Divide using synthetic division $$ ( x^{4}+3x^{3}+x^{2}+3x-2 ) \div ( x-1 ) $$
Answer
The synthetic division table is:
$$ \begin{array}{c|rrrrr}1&1&3&1&3&-2\\& & 1& 4& 5& \color{black}{8} \\ \hline &\color{blue}{1}&\color{blue}{4}&\color{blue}{5}&\color{blue}{8}&\color{orangered}{6} \end{array} $$The solution is:
$$ \frac{ x^{4}+3x^{3}+x^{2}+3x-2 }{ x-1 } = \color{blue}{x^{3}+4x^{2}+5x+8} ~+~ \frac{ \color{red}{ 6 } }{ x-1 } $$Explanation
Step 1 : Write down the coefficients of the dividend into division table. Put the zero from $ x -1 = 0 $ ( $ x = \color{blue}{ 1 } $ ) at the left.
$$ \begin{array}{c|rrrrr}\color{blue}{1}&1&3&1&3&-2\\& & & & & \\ \hline &&&&& \end{array} $$Step 1 : Bring down the leading coefficient to the bottom row.
$$ \begin{array}{c|rrrrr}1&\color{orangered}{ 1 }&3&1&3&-2\\& & & & & \\ \hline &\color{orangered}{1}&&&& \end{array} $$Step 2 : Multiply by the number on the left, and carry the result into the next column: $ \color{blue}{ 1 } \cdot \color{blue}{ 1 } = \color{blue}{ 1 } $.

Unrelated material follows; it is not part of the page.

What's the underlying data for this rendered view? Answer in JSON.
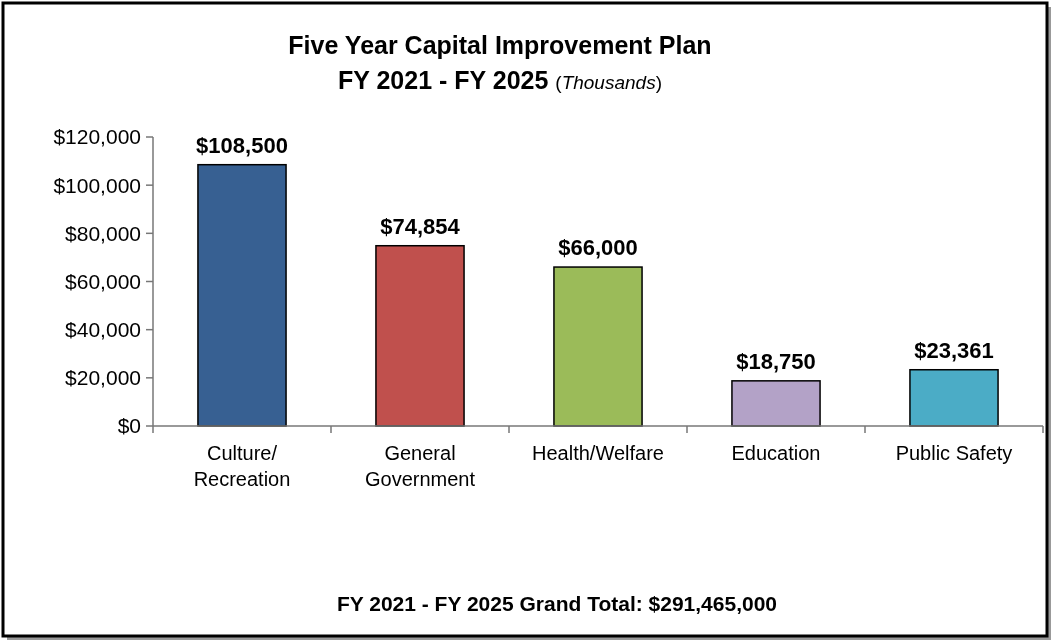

$$ \begin{array}{c|rrrrr}\color{blue}{1}&1&3&1&3&-2\\& & \color{blue}{1} & & & \\ \hline &\color{blue}{1}&&&& \end{array} $$Step 3 : Add down last column: $ \color{orangered}{ 3 } + \color{orangered}{ 1 } = \color{orangered}{ 4 } $
$$ \begin{array}{c|rrrrr}1&1&\color{orangered}{ 3 }&1&3&-2\\& & \color{orangered}{1} & & & \\ \hline &1&\color{orangered}{4}&&& \end{array} $$Step 4 : Multiply by the number on the left, and carry the result into the next column: $ \color{blue}{ 1 } \cdot \color{blue}{ 4 } = \color{blue}{ 4 } $.
$$ \begin{array}{c|rrrrr}\color{blue}{1}&1&3&1&3&-2\\& & 1& \color{blue}{4} & & \\ \hline &1&\color{blue}{4}&&& \end{array} $$Step 5 : Add down last column: $ \color{orangered}{ 1 } + \color{orangered}{ 4 } = \color{orangered}{ 5 } $
$$ \begin{array}{c|rrrrr}1&1&3&\color{orangered}{ 1 }&3&-2\\& & 1& \color{orangered}{4} & & \\ \hline &1&4&\color{orangered}{5}&& \end{array} $$Step 6 : Multiply by the number on the left, and carry the result into the next column: $ \color{blue}{ 1 } \cdot \color{blue}{ 5 } = \color{blue}{ 5 } $.
$$ \begin{array}{c|rrrrr}\color{blue}{1}&1&3&1&3&-2\\& & 1& 4& \color{blue}{5} & \\ \hline &1&4&\color{blue}{5}&& \end{array} $$Step 7 : Add down last column: $ \color{orangered}{ 3 } + \color{orangered}{ 5 } = \color{orangered}{ 8 } $
$$ \begin{array}{c|rrrrr}1&1&3&1&\color{orangered}{ 3 }&-2\\& & 1& 4& \color{orangered}{5} & \\ \hline &1&4&5&\color{orangered}{8}& \end{array} $$Step 8 : Multiply by the number on the left, and carry the result into the next column: $ \color{blue}{ 1 } \cdot \color{blue}{ 8 } = \color{blue}{ 8 } $.
$$ \begin{array}{c|rrrrr}\color{blue}{1}&1&3&1&3&-2\\& & 1& 4& 5& \color{blue}{8} \\ \hline &1&4&5&\color{blue}{8}& \end{array} $$Step 9 : Add down last column: $ \color{orangered}{ -2 } + \color{orangered}{ 8 } = \color{orangered}{ 6 } $
$$ \begin{array}{c|rrrrr}1&1&3&1&3&\color{orangered}{ -2 }\\& & 1& 4& 5& \color{orangered}{8} \\ \hline &\color{blue}{1}&\color{blue}{4}&\color{blue}{5}&\color{blue}{8}&\color{orangered}{6} \end{array} $$Bottom line represents the quotient $ \color{blue}{ x^{3}+4x^{2}+5x+8 } $ with a remainder of $ \color{red}{ 6 } $.